Unleash is a OSS system for managing feature toggles.
This demo is created to learn how it works, and how we might want to use it in 24SO if we want do start using feature flags more. We currently have our own feature flag api.
The main motivation (it seems) behind using feature flags more heavily is separating deploy from release. The main benefits being:
- Easier to create short-lived branches, since we can hide code that is not yet ready behind a feature flag
- Product Owners/QA can easily toggle features based on userId/clientId/environment
Unleash mainly consists of two components:
- unleash-server - This is a Node.js server that runs Unleash, both used by clients to get feature toggles, and has a Admin UI
- unleash-db - Postgres DB that persists users, feature flags, strategies, API keys etc.
Clients can communicate directly to the API or via various client SDKs.
Since we would be using the React SDK, we also need a third component.
- unleash-proxy - Sits between the unleash-server API and the frontend client, why?
- Performance - caches all data from the API in-memory
- Security - Evaluates feature flags for the user server-side, so it only exposes the results of feature flags to the specific user
This also means that we can use the unleash-proxy to create custom strategies, for example turning on toggles for certain Client IDs (more about that later).
The diagram below show a simplified C4 container diagram of a self-hosted Unleash setup:
This demo packs all the components into docker containers, do the following to get started (from sproject root):
# Will build unleash-server, unleash-proxy and webapp
docker-compose build
Then run:
docker-compose up
For some reason, the database healthcheck is not working, so wait for a few seconds, than press CTRL+c once to exit.
Now you can run docker-compose up
one more time, and everything should be working. The database will log something about a packet, that is just info.
Now you'll be able to reach:
- Unleash Server/UI: http://localhost:4242
- Unleash Proxy: http://localhost:3001/proxy
- Webapp: http://localhost:3000
You can find the unleash server in the unleash server in this directory. It is possible to add express middleware that runs before unleash-server, but currently it is plain.
The unleash proxy can be found in the unleash proxy directory. Here we have created a custom activation strategy:
const { Strategy } = require('unleash-client')
class ClientIdsStrategy extends Strategy {
constructor() {
// ClientIDs is the name of the custom activation strategy that we have created in Unleash
super('ClientIDs')
}
// The first param is a list of clientIds that should be allowed, these will be defined for a specific feature toggle
// The properties.clientId is sent from the webapp (user) during the request
isEnabled({ clientIds }, { properties: { clientId } }) {
return clientIds.indexOf(clientId) > -1
}
}
You can see the activation strategy here: http://localhost:4242/strategies/view/ClientIDs. How this works is that we first define the activation strategy in the Unleash UI. Then we can implement how it actually operates in the Unleash-proxy.
Check out the feature.24so
toggle to see how to configure a toggle to only work for the client with ID 24: http://localhost:4242/projects/default/features/feature.24so/strategies
The database is a Postgres database, the one in the docker-compose uses an image I created for this demo oysteinvesth/unleash_db_intro
. This has a few activation strategies, a custom activation strategy, and an API key the proxy uses.
Very simple CRA React app that implements the toggles that are defined in the Unleash server.
This are named toggles that can be turned on or off. We can set who they should be turned on/off for be using activation strategies.
A feature toggle can have various variants. This can be used when doing A/B tests. There is an example of the variant being used in the demo.

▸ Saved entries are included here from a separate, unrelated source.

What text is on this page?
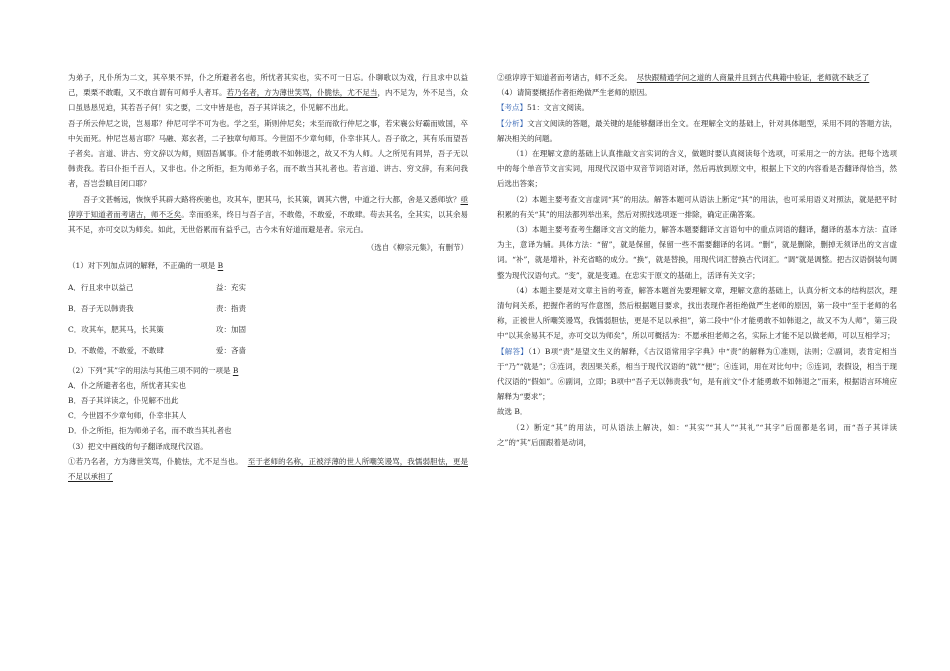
为弟子，凡仆所为二文，其卒果不异，仆之所避者名也，所忧者其实也，实不可一日忘。仆聊歌以为戏，行且求中以益己，栗栗不敢暇，又不敢自谓有可师乎人者耳。若乃名者，方为薄世笑骂，仆脆怯，尤不足当，内不足为，外不足当，众口虽恳恳见迫，其若吾子何！实之要，二文中皆是也，吾子其详读之，仆见解不出此。

吾子所云仲尼之说，岂易耶？仲尼可学不可为也。学之至，斯则仲尼矣；未至而欲行仲尼之事，若宋襄公好霸而败国，卒中矢而死。仲尼岂易言耶？马融、郑玄者，二子独章句师耳。今世固不少章句师，仆幸非其人。吾子欲之，其有乐而望吾子者矣。言道、讲古、穷文辞以为师，则固吾属事。仆才能勇敢不如韩退之，故又不为人师。人之所见有同异，吾子无以韩责我。若曰仆拒千百人，又非也。仆之所拒，拒为师弟子名，而不敢当其礼者也。若言道、讲古、穷文辞，有来问我者，吾岂尝瞋目闭口耶？

吾子文甚畅远，恢恢乎其辟大路将疾驰也，攻其车，肥其马，长其策，调其六辔，中道之行大都，舍是又悉师欤？亟谆谆于知道者而考诸古，师不乏矣。幸而亟来，终日与吾子言，不敢倦，不敢爱，不敢肆。苟去其名，全其实，以其余易其不足，亦可交以为师矣。如此，无世俗累而有益乎己，古今未有好道而避是者。宗元白。

（选自《柳宗元集》，有删节）

（1）对下列加点词的解释，不正确的一项是 B

A．行且求中以益己	益：充实
B．吾子无以韩责我	责：指责
C．攻其车，肥其马，长其策	攻：加固
D．不敢倦，不敢爱，不敢肆	爱：吝啬

（2）下列“其”字的用法与其他三项不同的一项是 B

A．仆之所避者名也，所忧者其实也

B．吾子其详读之，仆见解不出此

C．今世固不少章句师，仆幸非其人

D．仆之所拒，拒为师弟子名，而不敢当其礼者也

（3）把文中画线的句子翻译成现代汉语。

①若乃名者，方为薄世笑骂，仆脆怯，尤不足当也。 至于老师的名称，正被浮薄的世人所嘲笑谩骂，我懦弱胆怯，更是不足以承担了

②亟谆谆于知道者而考诸古，师不乏矣。 尽快跟精通学问之道的人商量并且到古代典籍中验证，老师就不缺乏了

（4）请简要概括作者拒绝做严生老师的原因。

【考点】51：文言文阅读。

【分析】文言文阅读的答题，最关键的是能够翻译出全文。在理解全文的基础上，针对具体题型，采用不同的答题方法，解决相关的问题。

（1）在理解文意的基础上认真推敲文言实词的含义，做题时要认真阅读每个选项，可采用之一的方法。把每个选项中的每个单音节文言实词，用现代汉语中双音节词语对译，然后再放到原文中，根据上下文的内容看是否翻译得恰当，然后选出答案；

（2）本题主要考查文言虚词“其”的用法。解答本题可从语法上断定“其”的用法，也可采用语义对照法，就是把平时积累的有关“其”的用法都列举出来，然后对照找选项逐一排除，确定正确答案。

（3）本题主要考查考生翻译文言文的能力，解答本题要翻译文言语句中的重点词语的翻译，翻译的基本方法：直译为主，意译为辅。具体方法：“留”，就是保留，保留一些不需要翻译的名词。“删”，就是删除，删掉无须译出的文言虚词。“补”，就是增补，补充省略的成分。“换”，就是替换，用现代词汇替换古代词汇。“调”就是调整。把古汉语倒装句调整为现代汉语句式。“变”，就是变通。在忠实于原文的基础上，活译有关文字；

（4）本题主要是对文章主旨的考查，解答本题首先要理解文章，理解文意的基础上，认真分析文本的结构层次，理清句间关系，把握作者的写作意图，然后根据题目要求，找出表现作者拒绝做严生老师的原因，第一段中“至于老师的名称，正被世人所嘲笑谩骂，我懦弱胆怯，更是不足以承担”，第二段中“仆才能勇敢不如韩退之，故又不为人师”，第三段中“以其余易其不足，亦可交以为师矣”，所以可概括为：不愿承担老师之名，实际上才能不足以做老师，可以互相学习；

【解答】（1）B项“责”是望文生义的解释，《古汉语常用字字典》中“责”的解释为①准则，法则；②副词，表肯定相当于“乃”“就是”；③连词，表因果关系，相当于现代汉语的“就”“便”；④连词，用在对比句中；⑤连词，表假设，相当于现代汉语的“假如”。⑥副词，立即；B项中“吾子无以韩责我”句，是有前文“仆才能勇敢不如韩退之”而来，根据语言环境应解释为“要求”；

故选 B．

（2）断定“其”的用法，可从语法上解决，如：“其实”“其人”“其礼”“其字”后面都是名词，而“吾子其详读之”的“其”后面跟着是动词，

These are strategies we can set on a toggle to define when it should be triggered. There are a few defaults like userId, IPs, gradual, etc.. The way it works is that the client that asks for feature flags, has a context
. This context can include sessionId
, userId
, hostname
, it also has a properties
where the client can add any properties they want.
It is also possible to create custom activation strategies. Here we create a name, and add properties that can be used for validation. Then we need to create an implementation for the strategy in our unleash proxy.
Additional metadata that is sent when getting feature toggles. Includes sessionId
, userId
, hostname
and various custom properties under properties
, example:
{
userId: 123,
sessionId: '20sdflksdfl20',
properties: {
clientId: 123,
country: 'norway'
}
}
Some features are only available for Pro/Enterprise users:
- Pre-defined context properties what is a context
- SSO
- Projects - enables possibility to group flags for different projects (CRM, Bank, Product, etc.)
- Custom activation strategies - is possible in free version as well, but must be done in the unleash-proxy
- Constraints (ie. this activation strategy should only include users in Beta environment)
If we are going to use Unleash, we should discuss paying for Pro/Enterprise.